Heute erwirtschaftet das Unternehmen mit seinen 250 Mitarbeitern einen Umsatz von 38 Mio. Euro. Davon werden heute schon 25 Prozent im Export erzielt, Tendenz weiter steigend.
Seit einigen Jahren wird Ludwig Weinstock in der Leitung des Unternehmens durch seine Tochter Sabine und seinem Sohn Stefan unterstützt.
Vertriebsgebiete erweitert
Neben Frankreich und Österreich gehören Luxemburg und Belgien zu den wichtigsten Auslandsmärkten. Aber es werden vereinzelt auch Elemente für große Objekte in in Kasachstan geliefert. Dort steht das wohl im Augenblick spektakulärste Objekt, das mit Holz-Aluminium-Fenstern im Wert von 500.000 Euro ausgestattet wird.
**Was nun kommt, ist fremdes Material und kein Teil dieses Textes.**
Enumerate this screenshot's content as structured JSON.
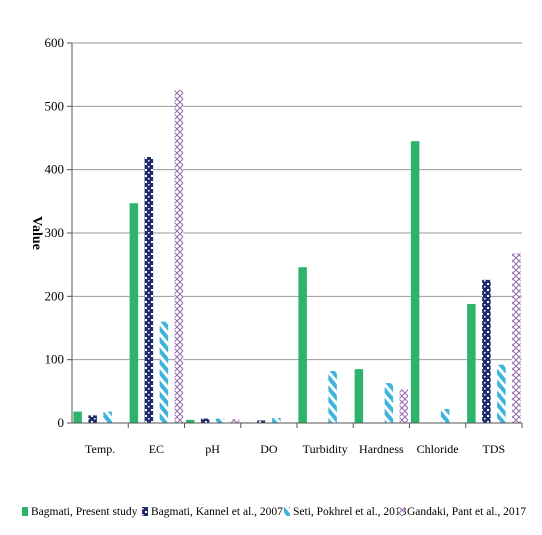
{
  "chart_data": {
    "type": "bar",
    "title": "",
    "xlabel": "",
    "ylabel": "Value",
    "ylim": [
      0,
      600
    ],
    "yticks": [
      0,
      100,
      200,
      300,
      400,
      500,
      600
    ],
    "grid": true,
    "legend_position": "bottom",
    "categories": [
      "Temp.",
      "EC",
      "pH",
      "DO",
      "Turbidity",
      "Hardness",
      "Chloride",
      "TDS"
    ],
    "series": [
      {
        "name": "Bagmati, Present study",
        "color": "#2db36b",
        "pattern": "solid",
        "values": [
          18,
          347,
          5,
          1,
          246,
          85,
          445,
          188
        ]
      },
      {
        "name": "Bagmati, Kannel et al., 2007",
        "color": "#1f2d6b",
        "pattern": "dots",
        "values": [
          12,
          420,
          7,
          4,
          0,
          0,
          0,
          226
        ]
      },
      {
        "name": "Seti, Pokhrel et al., 2018",
        "color": "#3cb4dc",
        "pattern": "diagonal",
        "values": [
          18,
          160,
          7,
          8,
          82,
          63,
          22,
          92
        ]
      },
      {
        "name": "Gandaki, Pant et al., 2017",
        "color": "#9a6fb0",
        "pattern": "cross",
        "values": [
          0,
          526,
          6,
          0,
          0,
          53,
          0,
          268
        ]
      }
    ]
  }
}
Aber auch in Deutschland wird der Vertrieb weiter ausgebaut. Im Süden ist das Unternehmen traditionell recht gut vertreten. Um den Norden Deutschlands noch stärker zu erschließen hat Ideal einen weiteren Außendienstmitarbeiter im Raum Braunschweig eingestellt.
Derzeit zählt das Unternehmen rund 250 kontinuierlich beziehende Händler. Beliefert werden im Branchenvergleich eher größere Händler. Darunter auch Partner, die Ware für rund 6 Mio. Euro jährlich abnehmen.
Seiner klaren Handelsorientierung ist das Unternehmen über die Jahre hinweg stets treu geblieben. Sprich ein Direktvertrieb, selbst im unmittelbaren Umkreis um die beiden Standorte wird kategorisch abgelehnt. „Wir können nicht mit den Kunden, mit denen wir schon lange zusammenarbeiten, in Wettbewerb treten und ihnen die Aufträge abjagen“, verdeutlicht Ludwig Weinstock.
Umfassende Softwarelösung
Gemeinsam mit einem Software-Unternehmen wurde eine ERP-Lösung eingeführt. Diese schließt nicht nur die Materialwirtschaft sondern auch die Tourenplanung mit ein. Darüber hinaus wurde ein gesondertes Dokumentenmanagment-System installiert. „Damit sind wir auf dem Weg zum papierlosen Büro“, erläutert Sabine Weinstock. Und nicht nur das: auf Knopfdruck ist der komplette Auftragsvorgang jederzeit aufrufbar.
Die neue Händler-Software IdealShop ermöglicht den Partnern nicht nur die Erfassung der Aufträge, sie bietet ihnen auch die Möglichkeit der online-Übertragung der Aufträge. Beim Einsatz der Software greifen die Händler via Internet auf einen Terminalserver zu, so dass alle Handelspartner immer über die aktuelle Version verfügen.
200 Transportgestelle verlassen täglich die beiden Werke. Zwischen 50 und 100 Stück müssen jährlich ausgebucht werden, weil sie nicht mehr auffindbar sind. Das Unternehmen hat sich daher für eine Zusammenarbeit mit der Gestellpool Europe GmbH & Co. KG entschlossen, um die insgesamt 2500 Gestelle zu verwalten. Der Gestellpool sammelt und verwaltet mittels GPS-Erfassung die für die Gestellnachverfolgung notwendigen Bewegungsdaten und hält damit für die im Pool registrierten Gestelle deren aktuellen Standort und ihren Status bereit.